The CEO pointed out that HCBS is “not inherently fraudulent,” and instead said HCBS is “a vital program that saves taxpayers money by caring for seniors and people with disabilities in their homes and communities, rather than in significantly more expensive nursing homes and institutions.”
Davenport said rising HCBS expenditures are not the result of widespread fraud, but “are due to complex factors, like a large aging population, increased need and more people choosing to live in the community.”
“The reality we see every day in communities across the country looks very different from the narrative being pushed right now,” she added. “HCBS is a success story. HCBS programs help children get the therapies they need to reach their potential, aid people with disabilities in obtaining jobs, and help older adults remain in their home with dignity.
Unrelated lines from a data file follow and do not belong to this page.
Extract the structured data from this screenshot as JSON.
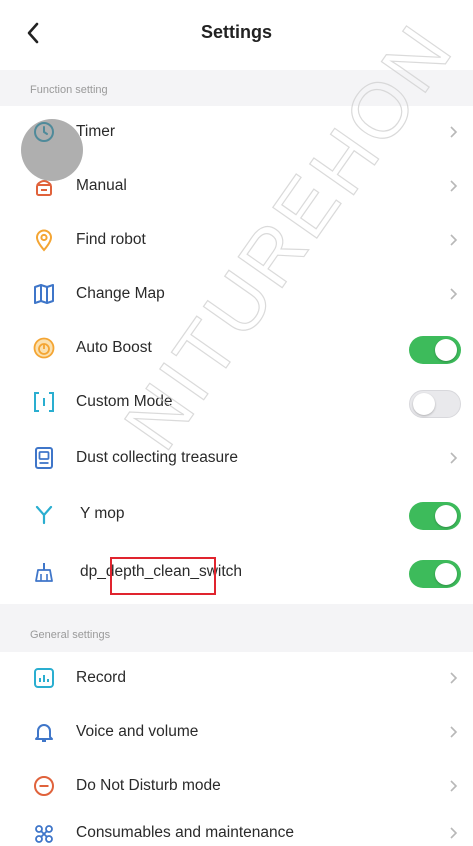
{
  "header": {
    "title": "Settings"
  },
  "sections": {
    "function": "Function setting",
    "general": "General settings"
  },
  "items": {
    "timer": "Timer",
    "manual": "Manual",
    "find_robot": "Find robot",
    "change_map": "Change Map",
    "auto_boost": "Auto Boost",
    "custom_mode": "Custom Mode",
    "dust": "Dust collecting treasure",
    "y_mop": "Y mop",
    "dp_prefix": "dp_",
    "dp_highlight": "depth_clean",
    "dp_suffix": "_switch",
    "record": "Record",
    "voice": "Voice and volume",
    "dnd": "Do Not Disturb mode",
    "consumables": "Consumables and maintenance"
  },
  "toggles": {
    "auto_boost": true,
    "custom_mode": false,
    "y_mop": true,
    "dp_depth_clean_switch": true
  },
  "watermark": {
    "text1": "NITURE",
    "text2": "HON"
  },
  "colors": {
    "accent_green": "#3dbb5b",
    "icon_orange": "#f4a533",
    "icon_blue": "#3f76c9",
    "icon_teal": "#2aaed0",
    "highlight_red": "#e0242e"
  }
}
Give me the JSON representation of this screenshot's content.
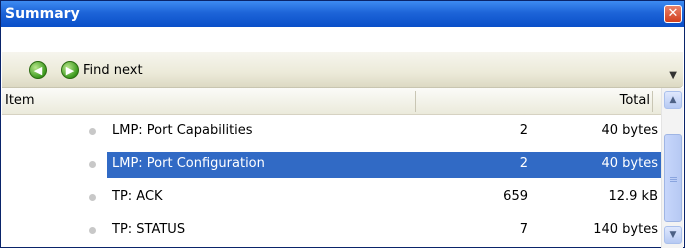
{
  "window": {
    "title": "Summary",
    "close_icon": "close-icon"
  },
  "toolbar": {
    "prev_icon": "arrow-left-circle-icon",
    "next_icon": "arrow-right-circle-icon",
    "find_next_label": "Find next"
  },
  "table": {
    "columns": [
      {
        "label": "Item"
      },
      {
        "label": "Total"
      }
    ],
    "rows": [
      {
        "label": "LMP: Port Capabilities",
        "count": "2",
        "size": "40 bytes",
        "selected": false
      },
      {
        "label": "LMP: Port Configuration",
        "count": "2",
        "size": "40 bytes",
        "selected": true
      },
      {
        "label": "TP: ACK",
        "count": "659",
        "size": "12.9 kB",
        "selected": false
      },
      {
        "label": "TP: STATUS",
        "count": "7",
        "size": "140 bytes",
        "selected": false
      }
    ]
  },
  "colors": {
    "title_bar": "#1d64d8",
    "selection": "#316ac5"
  }
}
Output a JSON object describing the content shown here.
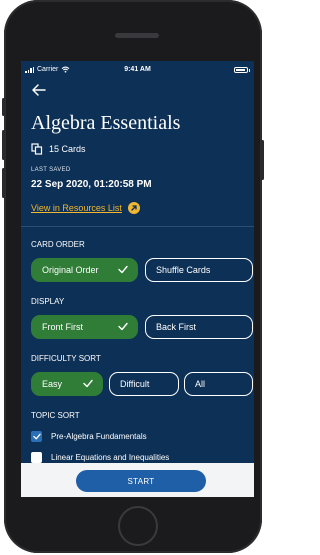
{
  "status_bar": {
    "carrier": "Carrier",
    "time": "9:41 AM"
  },
  "title": "Algebra Essentials",
  "card_count": "15 Cards",
  "last_saved": {
    "label": "LAST SAVED",
    "value": "22 Sep 2020, 01:20:58 PM"
  },
  "resources_link": "View in Resources List",
  "card_order": {
    "label": "CARD ORDER",
    "options": [
      {
        "label": "Original Order",
        "selected": true
      },
      {
        "label": "Shuffle Cards",
        "selected": false
      }
    ]
  },
  "display": {
    "label": "DISPLAY",
    "options": [
      {
        "label": "Front First",
        "selected": true
      },
      {
        "label": "Back First",
        "selected": false
      }
    ]
  },
  "difficulty_sort": {
    "label": "DIFFICULTY SORT",
    "options": [
      {
        "label": "Easy",
        "selected": true
      },
      {
        "label": "Difficult",
        "selected": false
      },
      {
        "label": "All",
        "selected": false
      }
    ]
  },
  "topic_sort": {
    "label": "TOPIC SORT",
    "topics": [
      {
        "label": "Pre-Algebra Fundamentals",
        "checked": true
      },
      {
        "label": "Linear Equations and Inequalities",
        "checked": false
      }
    ]
  },
  "start_label": "START",
  "colors": {
    "screen_bg": "#0d3056",
    "selected_green": "#2f7d37",
    "link_yellow": "#f1b730",
    "start_blue": "#1f5fa8",
    "checkbox_blue": "#2b6fb6"
  },
  "icons": {
    "back": "arrow-left-icon",
    "cards": "cards-icon",
    "external": "arrow-up-right-icon",
    "check": "check-icon"
  }
}
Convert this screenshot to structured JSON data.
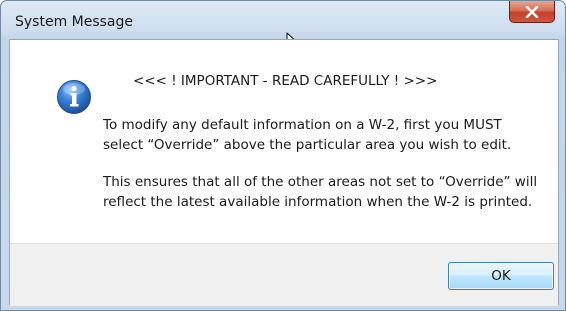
{
  "window": {
    "title": "System Message"
  },
  "message": {
    "heading": "<<< ! IMPORTANT - READ CAREFULLY ! >>>",
    "paragraph1": "To modify any default information on a W-2, first you MUST select “Override” above the particular area you wish to edit.",
    "paragraph2": "This ensures that all of the other areas not set to “Override” will reflect the latest available information when the W-2 is printed."
  },
  "buttons": {
    "ok_label": "OK"
  },
  "icons": {
    "message_icon": "info-icon",
    "close_icon": "close-icon",
    "cursor": "mouse-pointer-icon"
  },
  "colors": {
    "close_button": "#c2422b",
    "info_icon": "#2f6fc6",
    "ok_button_border": "#3c7fb1"
  }
}
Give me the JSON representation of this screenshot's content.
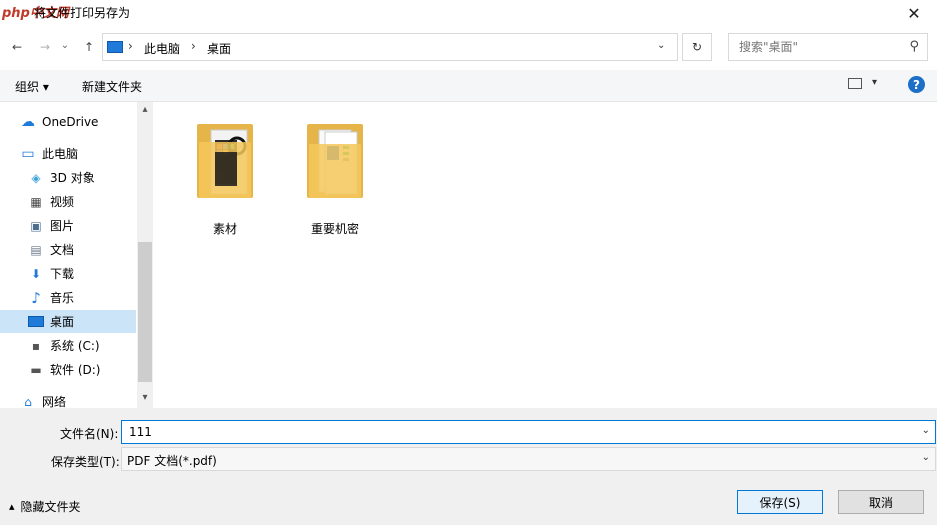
{
  "window": {
    "logo_text": "php中文网",
    "title": "将文件打印另存为",
    "close_glyph": "✕"
  },
  "nav": {
    "back_glyph": "←",
    "forward_glyph": "→",
    "recent_glyph": "⌄",
    "up_glyph": "↑",
    "breadcrumb": [
      "此电脑",
      "桌面"
    ],
    "breadcrumb_sep": "›",
    "dropdown_glyph": "⌄",
    "refresh_glyph": "↻",
    "search_placeholder": "搜索\"桌面\"",
    "search_glyph": "⚲"
  },
  "toolbar": {
    "organize_label": "组织 ▾",
    "new_folder_label": "新建文件夹",
    "view_drop_glyph": "▾",
    "help_glyph": "?"
  },
  "sidebar": {
    "items": [
      {
        "label": "OneDrive",
        "icon": "cloud-icon",
        "glyph": "☁"
      },
      {
        "label": "此电脑",
        "icon": "computer-icon",
        "glyph": "▭"
      },
      {
        "label": "3D 对象",
        "icon": "cube-icon",
        "glyph": "◈"
      },
      {
        "label": "视频",
        "icon": "video-icon",
        "glyph": "▦"
      },
      {
        "label": "图片",
        "icon": "picture-icon",
        "glyph": "▣"
      },
      {
        "label": "文档",
        "icon": "document-icon",
        "glyph": "▤"
      },
      {
        "label": "下载",
        "icon": "download-icon",
        "glyph": "⬇"
      },
      {
        "label": "音乐",
        "icon": "music-icon",
        "glyph": "♪"
      },
      {
        "label": "桌面",
        "icon": "desktop-icon",
        "glyph": "▬"
      },
      {
        "label": "系统 (C:)",
        "icon": "drive-c-icon",
        "glyph": "▪"
      },
      {
        "label": "软件 (D:)",
        "icon": "drive-d-icon",
        "glyph": "▬"
      },
      {
        "label": "网络",
        "icon": "network-icon",
        "glyph": "⌂"
      }
    ],
    "selected": "桌面",
    "scroll_up": "▴",
    "scroll_down": "▾"
  },
  "files": [
    {
      "label": "素材",
      "icon": "folder-media-icon"
    },
    {
      "label": "重要机密",
      "icon": "folder-docs-icon"
    }
  ],
  "form": {
    "filename_label": "文件名(N):",
    "filename_value": "111",
    "filetype_label": "保存类型(T):",
    "filetype_value": "PDF 文档(*.pdf)",
    "drop_glyph": "⌄"
  },
  "footer": {
    "hide_folders_label": "隐藏文件夹",
    "hide_glyph": "▴",
    "save_label": "保存(S)",
    "cancel_label": "取消"
  },
  "colors": {
    "accent": "#0078d7",
    "folder": "#f5c75a",
    "selected_bg": "#cce4f7"
  }
}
“The people providing these services are not bad actors. They are teachers, therapists and caregivers doing essential work for families every day.”
Davenport suggested that truly controlling fraud “requires stronger coordination across federal and state partners, faster sharing of fraud findings and provider disqualifications, and investment in modern data systems that help identify bad actors. Broad funding freezes do not prevent fraud — they only disrupt services for the people who rely on them.”